Die Vorgeschichte zum deutschen Einmarsch von 1941
Russischer Opfermythos
Der 75. Jahrestag des deutschen Überfalls gab Russland einmal mehr die Gelegenheit, den Opfergang des Grossen Vaterländischen Kriegs zu feiern. Dabei war die UdSSR 1941 alles andere als eine Friedensmacht.

Gastkommentar von Nikolai Klimeniouk

«Meinst du, die Russen wollen Krieg?» Mit dieser Zeile aus einem Lied des sowjetischen Dichters Jewgeni Jewtuschenko warb die Linksfraktion des Deutschen Bundestags für eine Friedensveranstaltung anlässlich des 75. Jahrestags des Überfalls auf die Sowjetunion. Plakate mit diesem Spruch waren überall auf Berliner Strassen zu sehen. Für viele Deutsche, auch deutsche Politiker, scheint dies eine rhetorische Frage zu sein, die mit einem eindeutigen Nein zu beantworten ist.

Weder die Annexion der Krim noch der Überfall auf die Ostukraine noch Manöver an den Grenzen europäischer Nachbarstaaten mit bis zu 100 000 beteiligten Soldaten oder die Verlegung nuklearfähiger Mittelstreckenraketen in die russische Exklave Kaliningrad mitten in EU-Gebiet oder der Einsatz von geächteter Streumunition in Syrien vermögen Zweifel an russischen Friedensabsichten zu wecken. Viel lieber spricht man, wie der deutsche Bundesaussenminister Frank-Walter Steinmeier, vom «Säbelrasseln» und vom «Kriegsgeheul» der Nato, die in Polen die Abwehr eines nicht näher genannten Aggressors übt, oder vom deutschen Tätervolk.

Doppelt geheuchelt

Im Erscheinungsjahr 1961 konnte man Jewtuschenkos Lied noch als Ausdruck der Kriegsmüdigkeit verstehen. Bezogen auf den 22. Juni 1941 wirkt aber sein Refrain in der aktuellen Politwerbung der Friedensbewegten doppelt geheuchelt. Denn die Sowjetunion, die von Nazideutschland überfallen wurde, war alles andere als ein friedlicher Staat. Nach dem Hitler-Stalin-Pakt vom 23. August 1939 besetzte und annektierte die UdSSR Teile von Polen, Finnland und Rumänien sowie Estland, Lettland und Litauen; Hunderttausende Bürger dieser Länder wurden ermordet und deportiert. So wie heute begleitete damals Friedensrhetorik jeden Überfall: Man habe die ukrainischen und weissrussischen «Brüder» vor polnischen und rumänischen Nationalisten schützen wollen, die baltischen Staaten hätten die UdSSR freiwillig um den Beitritt gebeten, und das imperialistische Finnland, das damals etwa 3,6 Millionen Einwohner zählte, habe selbst vorgehabt, die hochgerüstete Sowjetunion zu überfallen.

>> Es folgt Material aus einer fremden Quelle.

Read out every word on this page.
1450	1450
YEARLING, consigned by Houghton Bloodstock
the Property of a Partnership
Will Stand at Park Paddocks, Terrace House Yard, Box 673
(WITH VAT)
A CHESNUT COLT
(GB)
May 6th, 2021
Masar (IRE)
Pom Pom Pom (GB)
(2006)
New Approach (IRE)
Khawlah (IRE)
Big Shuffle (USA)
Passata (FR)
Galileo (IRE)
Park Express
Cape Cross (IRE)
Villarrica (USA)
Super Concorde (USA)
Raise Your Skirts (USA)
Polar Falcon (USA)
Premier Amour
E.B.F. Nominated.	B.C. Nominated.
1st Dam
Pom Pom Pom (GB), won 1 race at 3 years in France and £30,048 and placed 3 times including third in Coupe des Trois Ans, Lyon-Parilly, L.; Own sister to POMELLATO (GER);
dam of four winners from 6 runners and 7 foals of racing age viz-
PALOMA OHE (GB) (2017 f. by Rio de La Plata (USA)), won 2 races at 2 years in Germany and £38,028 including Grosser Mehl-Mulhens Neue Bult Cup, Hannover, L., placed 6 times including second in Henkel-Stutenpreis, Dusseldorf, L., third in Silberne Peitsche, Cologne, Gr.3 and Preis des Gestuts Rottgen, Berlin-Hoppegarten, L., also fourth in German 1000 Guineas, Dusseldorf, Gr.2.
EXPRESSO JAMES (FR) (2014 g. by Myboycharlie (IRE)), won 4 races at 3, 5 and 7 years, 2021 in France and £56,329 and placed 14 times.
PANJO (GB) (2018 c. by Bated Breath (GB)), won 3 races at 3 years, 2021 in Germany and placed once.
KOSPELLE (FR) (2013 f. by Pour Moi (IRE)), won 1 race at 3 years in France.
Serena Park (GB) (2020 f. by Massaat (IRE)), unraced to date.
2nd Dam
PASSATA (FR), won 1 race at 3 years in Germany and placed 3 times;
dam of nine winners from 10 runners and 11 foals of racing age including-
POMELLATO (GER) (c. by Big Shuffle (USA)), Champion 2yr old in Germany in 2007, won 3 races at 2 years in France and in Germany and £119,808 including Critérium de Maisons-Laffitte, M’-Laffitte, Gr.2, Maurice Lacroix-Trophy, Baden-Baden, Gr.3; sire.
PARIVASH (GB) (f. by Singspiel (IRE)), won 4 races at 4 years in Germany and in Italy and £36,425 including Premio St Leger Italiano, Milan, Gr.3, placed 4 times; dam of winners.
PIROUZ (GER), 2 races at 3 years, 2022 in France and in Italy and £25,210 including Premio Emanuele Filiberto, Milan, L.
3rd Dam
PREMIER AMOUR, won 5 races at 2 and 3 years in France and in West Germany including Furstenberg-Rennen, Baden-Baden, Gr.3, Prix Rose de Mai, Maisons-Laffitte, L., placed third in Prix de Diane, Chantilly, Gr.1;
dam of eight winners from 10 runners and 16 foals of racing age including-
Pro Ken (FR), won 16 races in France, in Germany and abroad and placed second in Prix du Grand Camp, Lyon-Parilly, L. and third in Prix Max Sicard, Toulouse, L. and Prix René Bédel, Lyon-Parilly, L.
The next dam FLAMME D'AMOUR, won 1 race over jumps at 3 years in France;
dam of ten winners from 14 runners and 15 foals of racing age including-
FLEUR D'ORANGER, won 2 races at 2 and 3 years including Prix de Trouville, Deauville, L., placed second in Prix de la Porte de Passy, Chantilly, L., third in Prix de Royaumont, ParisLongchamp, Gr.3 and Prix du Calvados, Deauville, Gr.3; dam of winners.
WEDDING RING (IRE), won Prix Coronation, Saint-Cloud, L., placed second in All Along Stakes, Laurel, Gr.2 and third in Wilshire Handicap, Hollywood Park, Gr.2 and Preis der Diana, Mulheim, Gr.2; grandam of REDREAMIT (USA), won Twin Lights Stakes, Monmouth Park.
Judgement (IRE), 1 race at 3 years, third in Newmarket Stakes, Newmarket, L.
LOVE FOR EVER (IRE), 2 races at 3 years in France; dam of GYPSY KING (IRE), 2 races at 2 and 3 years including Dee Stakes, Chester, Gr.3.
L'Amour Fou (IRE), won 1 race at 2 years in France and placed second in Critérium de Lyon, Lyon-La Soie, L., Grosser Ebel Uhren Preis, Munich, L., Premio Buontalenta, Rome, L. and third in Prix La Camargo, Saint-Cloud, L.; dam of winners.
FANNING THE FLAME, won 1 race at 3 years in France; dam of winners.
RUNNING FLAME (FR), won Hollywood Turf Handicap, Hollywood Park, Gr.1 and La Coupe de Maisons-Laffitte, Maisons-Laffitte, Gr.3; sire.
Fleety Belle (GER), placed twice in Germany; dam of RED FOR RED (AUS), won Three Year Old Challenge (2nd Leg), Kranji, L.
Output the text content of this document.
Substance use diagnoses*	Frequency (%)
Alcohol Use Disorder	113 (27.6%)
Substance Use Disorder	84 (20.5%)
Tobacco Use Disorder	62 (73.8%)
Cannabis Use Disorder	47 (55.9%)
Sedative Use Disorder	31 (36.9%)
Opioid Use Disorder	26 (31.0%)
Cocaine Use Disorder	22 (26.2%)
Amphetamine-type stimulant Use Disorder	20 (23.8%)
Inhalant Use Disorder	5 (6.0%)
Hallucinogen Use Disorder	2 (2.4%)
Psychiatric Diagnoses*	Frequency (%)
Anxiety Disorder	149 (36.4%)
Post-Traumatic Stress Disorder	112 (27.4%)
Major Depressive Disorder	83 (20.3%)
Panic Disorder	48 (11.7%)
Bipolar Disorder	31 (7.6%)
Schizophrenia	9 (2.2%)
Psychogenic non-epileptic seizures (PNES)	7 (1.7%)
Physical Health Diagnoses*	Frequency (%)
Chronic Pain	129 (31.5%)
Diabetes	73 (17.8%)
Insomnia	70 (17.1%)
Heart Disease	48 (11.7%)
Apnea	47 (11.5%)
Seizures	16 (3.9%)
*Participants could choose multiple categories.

Diese üble Anfangsphase des Zweiten Weltkriegs hat die sowjetische Propaganda später mit allen Mitteln heruntergespielt, damit im historischen Gedächtnis der Welt nur noch der Grosse Vaterländische Krieg bleibe. In den betroffenen osteuropäischen Staaten, auch in denen, die Teilrepubliken der UdSSR waren, ist dieses Kalkül nicht ganz aufgegangen, doch Russland wie Deutschland leben mit diesem Mythos weiter, so als habe es die mörderische Allianz von Hitler und Stalin niemals gegeben.

In Jewtuschenkos Frage, ob die Russen Krieg wollen, schwingt auch eine unfreiwillige Anspielung auf die Moral der Sowjetbürger im ersten Kriegsjahr mit, die der Dichter so bestimmt nicht beabsichtigte. Den entschlossenen Widerstand gegen Hitler gab es nur in der Propaganda, weder die Rote Armee noch die Bevölkerung wollten kämpfen. Bis Ende 1941 gerieten 3,8 Millionen Rotarmisten, unter ihnen 63 Generäle, in deutsche Kriegsgefangenschaft, viele von ihnen freiwillig. 1,5 Millionen Soldaten begingen Fahnenflucht.

Die Sowjetmacht war nicht nur in den frisch besetzten Gebieten, sondern auch im Kernland bei vielen Bürgern verhasst. Das Bild, das die Sowjetpropaganda nach dem Hitler-Stalin-Pakt von Deutschland zeichnete, war dagegen sehr vorteilhaft, man pries den sozialen Aufbau im Nazistaat und seinen Widerstand gegen die imperialistischen Angelsachsen. Der schnelle Vormarsch der Wehrmacht hatte nicht allein mit der Plötzlichkeit des Überfalls zu tun, wie es die Sowjetpropaganda darstellte. Auch war die Rote Armee, entgegen Stalins Behauptung, der Wehrmacht technisch nicht unterlegen, sondern von ihm selbst durch Säuberungen demoralisiert und geschwächt. Breite Teile der Bevölkerung sahen in den einmarschierenden Deutschen mehr Befreier vom Kommunismus denn Besatzer.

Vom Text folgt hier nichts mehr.